Pride and power . it takes a lot of self control not to get swollen headed when we get to a powerful position. It takes self control to realize that all power belongs to God. I have seen hitherto nice individuals turn proud and vindictive just because their status changed.

 Moods ( being determined to have joy in your heart during times of discouragement or sadness isn't a easy something) e.t.c. There was a time when it seemed like I couldn't stop myself from getting depressed. Any little thing could send me into a spiral that took days or months to lift.
I decided to be in control of my moods and not let it control me. I make a conscious decision not to be discouraged, not to be sad and it gets better.

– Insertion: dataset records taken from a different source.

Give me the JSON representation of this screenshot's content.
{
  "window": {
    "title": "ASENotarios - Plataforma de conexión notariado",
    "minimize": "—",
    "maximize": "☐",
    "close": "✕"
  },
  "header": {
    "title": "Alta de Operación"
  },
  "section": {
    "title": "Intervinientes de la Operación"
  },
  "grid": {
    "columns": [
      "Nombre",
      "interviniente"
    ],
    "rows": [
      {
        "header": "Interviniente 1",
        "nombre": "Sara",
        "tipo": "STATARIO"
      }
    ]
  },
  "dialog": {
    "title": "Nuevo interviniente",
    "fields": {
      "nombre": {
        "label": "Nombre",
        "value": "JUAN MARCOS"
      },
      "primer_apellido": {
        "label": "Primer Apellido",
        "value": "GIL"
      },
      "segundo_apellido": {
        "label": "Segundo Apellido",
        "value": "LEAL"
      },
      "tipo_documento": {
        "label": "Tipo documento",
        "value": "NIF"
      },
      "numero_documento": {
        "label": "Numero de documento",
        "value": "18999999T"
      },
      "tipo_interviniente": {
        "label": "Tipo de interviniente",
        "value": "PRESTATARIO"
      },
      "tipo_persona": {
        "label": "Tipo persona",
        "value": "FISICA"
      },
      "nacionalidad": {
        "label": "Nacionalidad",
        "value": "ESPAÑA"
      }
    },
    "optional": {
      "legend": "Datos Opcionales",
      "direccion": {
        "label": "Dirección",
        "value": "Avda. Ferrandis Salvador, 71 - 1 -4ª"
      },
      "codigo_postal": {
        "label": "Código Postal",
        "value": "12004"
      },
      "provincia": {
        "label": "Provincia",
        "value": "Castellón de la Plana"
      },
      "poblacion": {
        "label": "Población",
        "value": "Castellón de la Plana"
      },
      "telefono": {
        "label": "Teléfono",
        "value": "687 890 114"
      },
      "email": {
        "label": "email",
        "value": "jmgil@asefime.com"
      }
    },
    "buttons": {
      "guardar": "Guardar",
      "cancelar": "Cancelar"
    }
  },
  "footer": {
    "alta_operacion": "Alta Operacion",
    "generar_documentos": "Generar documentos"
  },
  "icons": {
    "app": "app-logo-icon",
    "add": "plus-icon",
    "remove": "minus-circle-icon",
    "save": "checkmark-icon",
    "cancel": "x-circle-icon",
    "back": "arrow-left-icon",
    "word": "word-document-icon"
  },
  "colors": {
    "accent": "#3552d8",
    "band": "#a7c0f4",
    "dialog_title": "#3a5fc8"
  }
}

Tongue: our tongues can do a lot of damage. some people cannot control the urge to spew venom or to gossip.Like a parrot they go on and on. I know people who I have stopped telling things concerning  them that I heard somewhere else. Even those that can help them or are detrimental to them because they usually cannot hear and keep quiet or control their tongues to keep quiet.
Some times we have to learn to use restraint in our words and conversations.

Money. Some people also struggle for self control as regards their spending habits or their attitude to money. Lol.
I usually giggle when my Colleague says about another person " he/ she can carry money put on a transformer" . Meaning that the person likes money so much that he/ she will not mind the possibility of electrocution. It's funny, but doesn't portray the person in question has having self control when it comes to money. 

Don't forget: we can do all things through Christ who strengthens us. The first step is realizing that particular area we need to have self control in.

What has been your experience regarding self control?
Do share.

2 comments:

  1. 1. How does one do this?! @ " Casting down imaginations, and every high thing that exalteth itself against the knowledge of
    God, and bringing into captivity every thought to the obedience if Christ;"

    2. How?! @"mainly because I tried to do it on my own. As soon as I invited God into the equation however, it became a lot easier"

    Hiya Sold to Christ... Please can you help expatiate on the above.. This was an Apt read.. But i need to know How you did the above. Please assist.. and oh yeah.. worry not.. I always see your response. Thanks.

    ReplyDelete
    Replies
    1. Hi Duru!
      Thanks for your questions and for getting in touch with me too.
      I appreciate both.
      I will do a post on this to make it more detailed.